[Date Prev][Date Next][Thread Prev][Thread Next][Date Index][Thread Index]

[HTCondor-users] CondorCE with Condor HA setup broke



Hi all,

we moved today our Condor LRMS to HA and I stumbled over a problem, that
the CondorCEs had problems with the two heads. Interestingly, I had not
run into the issue on my test cluster as trace jobs to the test CEs
reached their LRMS Condor.
Also on the production cluster setup I had not noticed the issue at
first as trace jobs to the production CondorCEs went through to Condor
and started to run - however, real user jobs failed to get passed
through [1]

I pinned for the moment the CEs' LRMS condor configs to a non-HA single
CONDOR_HOST, which works with the CondorCE config [2,3].

But I am looking now for the proper setup to attach the CondorCEs to the
HA-aware schedulers ð - and why the trace jobs went through while real
jobs failed?
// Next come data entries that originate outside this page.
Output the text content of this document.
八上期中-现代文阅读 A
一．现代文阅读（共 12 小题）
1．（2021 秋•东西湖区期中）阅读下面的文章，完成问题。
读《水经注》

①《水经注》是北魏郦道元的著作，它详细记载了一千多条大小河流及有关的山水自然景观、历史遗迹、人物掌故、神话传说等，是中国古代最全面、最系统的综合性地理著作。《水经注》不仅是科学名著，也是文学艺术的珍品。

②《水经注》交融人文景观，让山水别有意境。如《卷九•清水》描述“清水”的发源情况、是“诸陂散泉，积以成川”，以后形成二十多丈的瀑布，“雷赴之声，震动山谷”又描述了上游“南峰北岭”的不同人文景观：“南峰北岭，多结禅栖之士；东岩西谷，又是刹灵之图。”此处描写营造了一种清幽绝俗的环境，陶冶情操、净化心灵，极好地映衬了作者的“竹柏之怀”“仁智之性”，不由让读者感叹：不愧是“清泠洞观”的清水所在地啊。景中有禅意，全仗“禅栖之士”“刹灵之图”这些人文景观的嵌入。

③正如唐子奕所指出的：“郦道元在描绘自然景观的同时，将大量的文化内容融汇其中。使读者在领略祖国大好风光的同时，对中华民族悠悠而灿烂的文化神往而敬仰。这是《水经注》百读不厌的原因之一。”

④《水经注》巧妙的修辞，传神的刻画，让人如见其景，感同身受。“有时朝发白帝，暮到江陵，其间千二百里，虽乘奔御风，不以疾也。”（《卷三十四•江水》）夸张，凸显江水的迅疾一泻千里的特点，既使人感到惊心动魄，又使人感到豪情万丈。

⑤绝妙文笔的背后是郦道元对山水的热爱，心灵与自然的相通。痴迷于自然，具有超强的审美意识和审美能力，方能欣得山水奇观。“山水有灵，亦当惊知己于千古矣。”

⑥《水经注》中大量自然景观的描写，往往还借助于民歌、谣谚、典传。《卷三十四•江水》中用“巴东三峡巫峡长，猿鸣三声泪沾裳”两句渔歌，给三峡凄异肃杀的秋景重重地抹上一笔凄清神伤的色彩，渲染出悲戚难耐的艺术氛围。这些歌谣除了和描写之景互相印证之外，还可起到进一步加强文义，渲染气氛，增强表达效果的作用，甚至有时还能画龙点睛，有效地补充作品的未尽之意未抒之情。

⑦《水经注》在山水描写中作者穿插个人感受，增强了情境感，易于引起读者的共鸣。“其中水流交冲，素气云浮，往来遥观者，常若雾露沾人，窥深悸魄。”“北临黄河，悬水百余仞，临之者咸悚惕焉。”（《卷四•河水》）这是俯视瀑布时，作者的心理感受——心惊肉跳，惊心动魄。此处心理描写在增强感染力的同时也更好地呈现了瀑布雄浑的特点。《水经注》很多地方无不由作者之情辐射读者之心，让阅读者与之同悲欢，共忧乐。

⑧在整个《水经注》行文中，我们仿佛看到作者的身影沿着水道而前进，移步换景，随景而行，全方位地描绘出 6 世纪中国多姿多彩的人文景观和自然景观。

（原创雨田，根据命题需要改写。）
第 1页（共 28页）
Since the trace jobs should also have gone throught the CE
to reach the cluster, or?

Cheers,
  Thomas


[1] SchedLog @ grid-htcondorce1.desy.de
12/13/21 16:21:07 Can't find address for startd grid-htcondorce1.desy.de
12/13/21 16:21:07 Can't find address for negotiator
12/13/21 16:21:07 Failed to send RESCHEDULE to unknown daemon:
12/13/21 16:21:07 Job 977401.0 released from hold: Data files spooled


[2] CE sched conf
JOB_ROUTER_SCHEDD2_SPOOL=/var/lib/condor/spool
JOB_ROUTER_SCHEDD2_NAME=$(FULL_HOSTNAME)
JOB_ROUTER_SCHEDD2_POOL=condor01.desy.de:9618

[3]
# CENTRAL_MANAGER1 = condor01.desy.de
# CENTRAL_MANAGER2 = grid-htc-master02.desy.de
#CONDOR_HOST = condor01.desy.de,grid-htc-master02.desy.de
CONDOR_HOST = condor01.desy.de